4. Avrupa tarihçilerinin kaydettiği gibi, kutsal topraklarda binlerce Müslüman ve Yahudi Haçlılar tarafından katledilmiştir; Kurbanların kanı kutsal toprakların sokaklarında diz boyu akıyordu. Neden bu acınmaz kaderlerinden kaçmak için Hristiyanlığı benimsemeyi seçmediler?
5. Bugün 1. Dünyada 5 milyar Müslüman, farklı ırk, etnik ve dini geçmişlerden geliyor. Kendimize sormalıyız: Neden bu kadar büyük bir insanlık kitlesi, iddiaya göre bu kadar kaba fikirler öğreten bir inancı benimsedi? Neden iddia edilen üstün inançlarını ve uygulamalarını bıraktılar?
6. İslam'ın hâlâ dünyanın en hızlı büyüyen dini olduğunu, İslam ve Müslümanların korkunç şekilde olumsuz imajına rağmen nasıl açıklayabiliriz?
7. Büyük Britanya'daki gazeteler, İslam'a karşı aşırı olumsuz tanıtımlara rağmen giderek daha fazla kadın ve erkek kişinin İslam'a geçtiğini bildiriyor. İronik olan, İslam'ı benimseyenlerin çoğunluğunun kadınlar olması, medya onları İslam'da en dezavantajlı olarak göstermesine rağmen. Kimin kılıcı onları İslam'ın safına katılmaya itiyor?
8. Son olarak, İslam'ın kılıç yoluyla yayıldığını iddia edenler, Hindistan'a giden eski bir Hristiyan misyoneri ve Aligar Müslüman Üniversitesi'nde geç bir İslam çalışmaları profesörü olan Thomas Arnold'un İslam'ın yayılmasıyla ilgili mükemmel bir çalışmayı okumaları iyi olabilir; çalışması ise İslam'ın Vaazı başlığını taşır.
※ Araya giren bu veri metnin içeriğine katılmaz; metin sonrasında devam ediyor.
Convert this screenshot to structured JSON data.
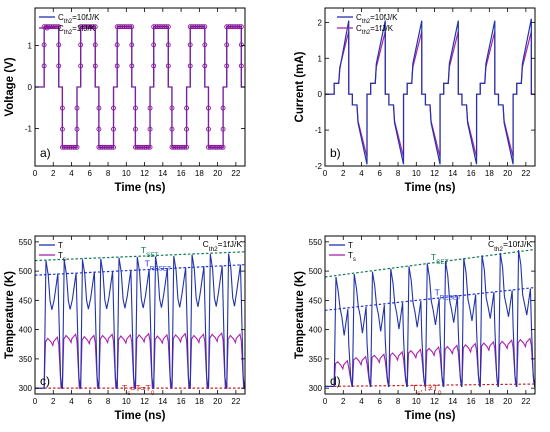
{
  "chart_data": [
    {
      "panel": "a)",
      "type": "line",
      "xlabel": "Time (ns)",
      "ylabel": "Voltage (V)",
      "xlim": [
        0,
        23
      ],
      "ylim": [
        -1.9,
        1.9
      ],
      "xticks": [
        0,
        2,
        4,
        6,
        8,
        10,
        12,
        14,
        16,
        18,
        20,
        22
      ],
      "yticks": [
        -1,
        0,
        1
      ],
      "legend": "top-left",
      "series": [
        {
          "name": "C_th2=10fJ/K",
          "color": "#2233aa",
          "style": "line",
          "segments": [
            {
              "t_start": 1.0,
              "t_end": 2.6,
              "value": 1.45
            },
            {
              "t_start": 3.0,
              "t_end": 4.6,
              "value": -1.45
            },
            {
              "t_start": 5.0,
              "t_end": 6.6,
              "value": 1.45
            },
            {
              "t_start": 7.0,
              "t_end": 8.6,
              "value": -1.45
            },
            {
              "t_start": 9.0,
              "t_end": 10.6,
              "value": 1.45
            },
            {
              "t_start": 11.0,
              "t_end": 12.6,
              "value": -1.45
            },
            {
              "t_start": 13.0,
              "t_end": 14.6,
              "value": 1.45
            },
            {
              "t_start": 15.0,
              "t_end": 16.6,
              "value": -1.45
            },
            {
              "t_start": 17.0,
              "t_end": 18.6,
              "value": 1.45
            },
            {
              "t_start": 19.0,
              "t_end": 20.6,
              "value": -1.45
            },
            {
              "t_start": 21.0,
              "t_end": 22.6,
              "value": 1.45
            }
          ]
        },
        {
          "name": "C_th2=1fJ/K",
          "color": "#8a1a9a",
          "style": "circles",
          "marker_step_ns": 0.2,
          "segments": [
            {
              "t_start": 1.0,
              "t_end": 2.6,
              "value": 1.45
            },
            {
              "t_start": 3.0,
              "t_end": 4.6,
              "value": -1.45
            },
            {
              "t_start": 5.0,
              "t_end": 6.6,
              "value": 1.45
            },
            {
              "t_start": 7.0,
              "t_end": 8.6,
              "value": -1.45
            },
            {
              "t_start": 9.0,
              "t_end": 10.6,
              "value": 1.45
            },
            {
              "t_start": 11.0,
              "t_end": 12.6,
              "value": -1.45
            },
            {
              "t_start": 13.0,
              "t_end": 14.6,
              "value": 1.45
            },
            {
              "t_start": 15.0,
              "t_end": 16.6,
              "value": -1.45
            },
            {
              "t_start": 17.0,
              "t_end": 18.6,
              "value": 1.45
            },
            {
              "t_start": 19.0,
              "t_end": 20.6,
              "value": -1.45
            },
            {
              "t_start": 21.0,
              "t_end": 22.6,
              "value": 1.45
            }
          ]
        }
      ]
    },
    {
      "panel": "b)",
      "type": "line",
      "xlabel": "Time (ns)",
      "ylabel": "Current (mA)",
      "xlim": [
        0,
        23
      ],
      "ylim": [
        -2,
        2.4
      ],
      "xticks": [
        0,
        2,
        4,
        6,
        8,
        10,
        12,
        14,
        16,
        18,
        20,
        22
      ],
      "yticks": [
        -2,
        -1,
        0,
        1,
        2
      ],
      "legend": "top-center",
      "series": [
        {
          "name": "C_th2=10fJ/K",
          "color": "#2233aa",
          "pulses": [
            {
              "t_start": 1.0,
              "t_end": 2.6,
              "i_start": 0.3,
              "i_jump": 0.7,
              "i_end": 2.05
            },
            {
              "t_start": 3.0,
              "t_end": 4.6,
              "i_start": -0.3,
              "i_jump": -0.8,
              "i_end": -1.95
            },
            {
              "t_start": 5.0,
              "t_end": 6.6,
              "i_start": 0.3,
              "i_jump": 0.85,
              "i_end": 2.05
            },
            {
              "t_start": 7.0,
              "t_end": 8.6,
              "i_start": -0.3,
              "i_jump": -0.8,
              "i_end": -1.95
            },
            {
              "t_start": 9.0,
              "t_end": 10.6,
              "i_start": 0.3,
              "i_jump": 0.85,
              "i_end": 2.05
            },
            {
              "t_start": 11.0,
              "t_end": 12.6,
              "i_start": -0.3,
              "i_jump": -0.8,
              "i_end": -1.95
            },
            {
              "t_start": 13.0,
              "t_end": 14.6,
              "i_start": 0.3,
              "i_jump": 0.85,
              "i_end": 2.05
            },
            {
              "t_start": 15.0,
              "t_end": 16.6,
              "i_start": -0.3,
              "i_jump": -0.8,
              "i_end": -1.95
            },
            {
              "t_start": 17.0,
              "t_end": 18.6,
              "i_start": 0.3,
              "i_jump": 0.85,
              "i_end": 2.05
            },
            {
              "t_start": 19.0,
              "t_end": 20.6,
              "i_start": -0.3,
              "i_jump": -0.8,
              "i_end": -1.95
            },
            {
              "t_start": 21.0,
              "t_end": 22.6,
              "i_start": 0.3,
              "i_jump": 0.85,
              "i_end": 2.1
            }
          ]
        },
        {
          "name": "C_th2=1fJ/K",
          "color": "#aa22aa",
          "pulses": [
            {
              "t_start": 1.0,
              "t_end": 2.6,
              "i_start": 0.3,
              "i_jump": 0.75,
              "i_end": 1.75
            },
            {
              "t_start": 3.0,
              "t_end": 4.6,
              "i_start": -0.3,
              "i_jump": -0.75,
              "i_end": -1.75
            },
            {
              "t_start": 5.0,
              "t_end": 6.6,
              "i_start": 0.3,
              "i_jump": 0.75,
              "i_end": 1.75
            },
            {
              "t_start": 7.0,
              "t_end": 8.6,
              "i_start": -0.3,
              "i_jump": -0.75,
              "i_end": -1.75
            },
            {
              "t_start": 9.0,
              "t_end": 10.6,
              "i_start": 0.3,
              "i_jump": 0.75,
              "i_end": 1.75
            },
            {
              "t_start": 11.0,
              "t_end": 12.6,
              "i_start": -0.3,
              "i_jump": -0.75,
              "i_end": -1.75
            },
            {
              "t_start": 13.0,
              "t_end": 14.6,
              "i_start": 0.3,
              "i_jump": 0.75,
              "i_end": 1.75
            },
            {
              "t_start": 15.0,
              "t_end": 16.6,
              "i_start": -0.3,
              "i_jump": -0.75,
              "i_end": -1.75
            },
            {
              "t_start": 17.0,
              "t_end": 18.6,
              "i_start": 0.3,
              "i_jump": 0.75,
              "i_end": 1.75
            },
            {
              "t_start": 19.0,
              "t_end": 20.6,
              "i_start": -0.3,
              "i_jump": -0.75,
              "i_end": -1.75
            },
            {
              "t_start": 21.0,
              "t_end": 22.6,
              "i_start": 0.3,
              "i_jump": 0.75,
              "i_end": 1.75
            }
          ]
        }
      ]
    },
    {
      "panel": "c)",
      "type": "line",
      "xlabel": "Time (ns)",
      "ylabel": "Temperature (K)",
      "xlim": [
        0,
        23
      ],
      "ylim": [
        290,
        560
      ],
      "xticks": [
        0,
        2,
        4,
        6,
        8,
        10,
        12,
        14,
        16,
        18,
        20,
        22
      ],
      "yticks": [
        300,
        350,
        400,
        450,
        500,
        550
      ],
      "annotation": "C_th2=1fJ/K",
      "baseline_label": "T_s=T=T_0",
      "baseline": 300,
      "legend": "top-left",
      "series": [
        {
          "name": "T",
          "color": "#2233aa",
          "pulses": [
            {
              "t_start": 1.0,
              "t_end": 2.6,
              "t_set": 1.35,
              "t_reset": 2.5,
              "peak_set": 518,
              "peak_reset": 496
            },
            {
              "t_start": 3.0,
              "t_end": 4.6,
              "t_set": 3.35,
              "t_reset": 4.5,
              "peak_set": 519,
              "peak_reset": 497
            },
            {
              "t_start": 5.0,
              "t_end": 6.6,
              "t_set": 5.35,
              "t_reset": 6.5,
              "peak_set": 520,
              "peak_reset": 499
            },
            {
              "t_start": 7.0,
              "t_end": 8.6,
              "t_set": 7.35,
              "t_reset": 8.5,
              "peak_set": 521,
              "peak_reset": 500
            },
            {
              "t_start": 9.0,
              "t_end": 10.6,
              "t_set": 9.35,
              "t_reset": 10.5,
              "peak_set": 523,
              "peak_reset": 502
            },
            {
              "t_start": 11.0,
              "t_end": 12.6,
              "t_set": 11.35,
              "t_reset": 12.5,
              "peak_set": 524,
              "peak_reset": 503
            },
            {
              "t_start": 13.0,
              "t_end": 14.6,
              "t_set": 13.35,
              "t_reset": 14.5,
              "peak_set": 525,
              "peak_reset": 505
            },
            {
              "t_start": 15.0,
              "t_end": 16.6,
              "t_set": 15.35,
              "t_reset": 16.5,
              "peak_set": 526,
              "peak_reset": 506
            },
            {
              "t_start": 17.0,
              "t_end": 18.6,
              "t_set": 17.35,
              "t_reset": 18.5,
              "peak_set": 528,
              "peak_reset": 508
            },
            {
              "t_start": 19.0,
              "t_end": 20.6,
              "t_set": 19.35,
              "t_reset": 20.5,
              "peak_set": 529,
              "peak_reset": 509
            },
            {
              "t_start": 21.0,
              "t_end": 22.6,
              "t_set": 21.35,
              "t_reset": 22.5,
              "peak_set": 530,
              "peak_reset": 511
            }
          ]
        },
        {
          "name": "T_s",
          "color": "#aa22aa",
          "pulses": [
            {
              "t_start": 1.0,
              "t_end": 2.6,
              "plateau": 385
            },
            {
              "t_start": 3.0,
              "t_end": 4.6,
              "plateau": 390
            },
            {
              "t_start": 5.0,
              "t_end": 6.6,
              "plateau": 388
            },
            {
              "t_start": 7.0,
              "t_end": 8.6,
              "plateau": 390
            },
            {
              "t_start": 9.0,
              "t_end": 10.6,
              "plateau": 389
            },
            {
              "t_start": 11.0,
              "t_end": 12.6,
              "plateau": 391
            },
            {
              "t_start": 13.0,
              "t_end": 14.6,
              "plateau": 389
            },
            {
              "t_start": 15.0,
              "t_end": 16.6,
              "plateau": 391
            },
            {
              "t_start": 17.0,
              "t_end": 18.6,
              "plateau": 390
            },
            {
              "t_start": 19.0,
              "t_end": 20.6,
              "plateau": 392
            },
            {
              "t_start": 21.0,
              "t_end": 22.6,
              "plateau": 390
            }
          ]
        }
      ],
      "trend_lines": [
        {
          "label": "T_SET",
          "color": "#117755",
          "from": [
            0,
            518
          ],
          "to": [
            23,
            533
          ]
        },
        {
          "label": "T_RESET",
          "color": "#2233dd",
          "from": [
            0,
            493
          ],
          "to": [
            23,
            511
          ]
        },
        {
          "label": "",
          "color": "#cc2222",
          "from": [
            0,
            300
          ],
          "to": [
            23,
            300
          ]
        }
      ]
    },
    {
      "panel": "d)",
      "type": "line",
      "xlabel": "Time (ns)",
      "ylabel": "Temperature (K)",
      "xlim": [
        0,
        23
      ],
      "ylim": [
        290,
        560
      ],
      "xticks": [
        0,
        2,
        4,
        6,
        8,
        10,
        12,
        14,
        16,
        18,
        20,
        22
      ],
      "yticks": [
        300,
        350,
        400,
        450,
        500,
        550
      ],
      "annotation": "C_th2=10fJ/K",
      "baseline_label": "T_s,T≠T_0",
      "baseline": 303,
      "legend": "top-left",
      "series": [
        {
          "name": "T",
          "color": "#2233aa",
          "pulses": [
            {
              "t_start": 1.0,
              "t_end": 2.6,
              "t_set": 1.35,
              "t_reset": 2.5,
              "peak_set": 490,
              "peak_reset": 435
            },
            {
              "t_start": 3.0,
              "t_end": 4.6,
              "t_set": 3.35,
              "t_reset": 4.5,
              "peak_set": 495,
              "peak_reset": 439
            },
            {
              "t_start": 5.0,
              "t_end": 6.6,
              "t_set": 5.35,
              "t_reset": 6.5,
              "peak_set": 499,
              "peak_reset": 442
            },
            {
              "t_start": 7.0,
              "t_end": 8.6,
              "t_set": 7.35,
              "t_reset": 8.5,
              "peak_set": 504,
              "peak_reset": 446
            },
            {
              "t_start": 9.0,
              "t_end": 10.6,
              "t_set": 9.35,
              "t_reset": 10.5,
              "peak_set": 508,
              "peak_reset": 449
            },
            {
              "t_start": 11.0,
              "t_end": 12.6,
              "t_set": 11.35,
              "t_reset": 12.5,
              "peak_set": 513,
              "peak_reset": 453
            },
            {
              "t_start": 13.0,
              "t_end": 14.6,
              "t_set": 13.35,
              "t_reset": 14.5,
              "peak_set": 517,
              "peak_reset": 457
            },
            {
              "t_start": 15.0,
              "t_end": 16.6,
              "t_set": 15.35,
              "t_reset": 16.5,
              "peak_set": 522,
              "peak_reset": 460
            },
            {
              "t_start": 17.0,
              "t_end": 18.6,
              "t_set": 17.35,
              "t_reset": 18.5,
              "peak_set": 527,
              "peak_reset": 464
            },
            {
              "t_start": 19.0,
              "t_end": 20.6,
              "t_set": 19.35,
              "t_reset": 20.5,
              "peak_set": 531,
              "peak_reset": 467
            },
            {
              "t_start": 21.0,
              "t_end": 22.6,
              "t_set": 21.35,
              "t_reset": 22.5,
              "peak_set": 536,
              "peak_reset": 470
            }
          ]
        },
        {
          "name": "T_s",
          "color": "#aa22aa",
          "pulses": [
            {
              "t_start": 1.0,
              "t_end": 2.6,
              "plateau": 345
            },
            {
              "t_start": 3.0,
              "t_end": 4.6,
              "plateau": 352
            },
            {
              "t_start": 5.0,
              "t_end": 6.6,
              "plateau": 356
            },
            {
              "t_start": 7.0,
              "t_end": 8.6,
              "plateau": 360
            },
            {
              "t_start": 9.0,
              "t_end": 10.6,
              "plateau": 364
            },
            {
              "t_start": 11.0,
              "t_end": 12.6,
              "plateau": 368
            },
            {
              "t_start": 13.0,
              "t_end": 14.6,
              "plateau": 371
            },
            {
              "t_start": 15.0,
              "t_end": 16.6,
              "plateau": 374
            },
            {
              "t_start": 17.0,
              "t_end": 18.6,
              "plateau": 377
            },
            {
              "t_start": 19.0,
              "t_end": 20.6,
              "plateau": 380
            },
            {
              "t_start": 21.0,
              "t_end": 22.6,
              "plateau": 383
            }
          ]
        }
      ],
      "trend_lines": [
        {
          "label": "T_SET",
          "color": "#117755",
          "from": [
            0,
            490
          ],
          "to": [
            23,
            537
          ]
        },
        {
          "label": "T_RESET",
          "color": "#2233dd",
          "from": [
            0,
            433
          ],
          "to": [
            23,
            472
          ]
        },
        {
          "label": "",
          "color": "#cc2222",
          "from": [
            0,
            303
          ],
          "to": [
            23,
            307
          ]
        }
      ]
    }
  ]
}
Şimdi İslam'dan ayrılan herkesin otomatik olarak öldürüldüğü yanlış düşüncesine gelirsek, sizi temin edebilirim ki bu birçok durumda kesinlikle böyle değildi. İhanet cezası ölüm cezası olsa da ( Musa Kanunu'nda da olduğu gibi ), İslam'ı ihanetle ittiham etmeden terk etmeyi seçen kişiler hedef alınmadı. İslam dışında bir dini seçen birini basitçe öldürmek Kur'an'ın temel öğretilerine aykırıdır. Vicdan özgürlüğü, Kur'an'ın temel ilkelerinden biridir ve birçok Kur'an ayetinde açıkça belirtilmiştir. Sadece birkaçını listeliyorum:
[ Eğer Rabbin isteseydi, dünyadaki tüm insanlar inanırdı. Peki ( Peygamber ) insanları inanmaya zorlayabilir misin? ] ( Yunus 10:99 ).
[ Şöyle de: 'Şimdi gerçek Rabbinizden geldi: Ona inanmak isteyenler inansın, reddetmek isteyenler ise inansın' ] ( Al-Kahf 17:29 ).
[ Böylece ( insanlar ) Tanrı'nın isteği dışında önlenemeyecek bir gün gelmeden önce Rabbinize cevap verin—o gün ne sığınağın ne de ( günahlarınızı ) inkar etme imkanınız olmaz. Eğer yine de yüz çevirirlerse ( unutma ) Seni ( Peygamber ) onların koruyucusu olarak göndermedik: görevin mesajı iletmektir ] ( Ash-Şura 42:47 - 48 ).
[ Dinde bir zorunluluk yoktur: gerçek rehberlik hatadan ayrılmıştır, bu yüzden sahte tanrıları reddeden ve Allah'a inanan en sıkı tutuşu tutmuş olur, asla kırılmayacak bir tutuş. Allah her şeyi eşiden, her şeyi bilendir ] ( Al-Baqrah 2:256 ).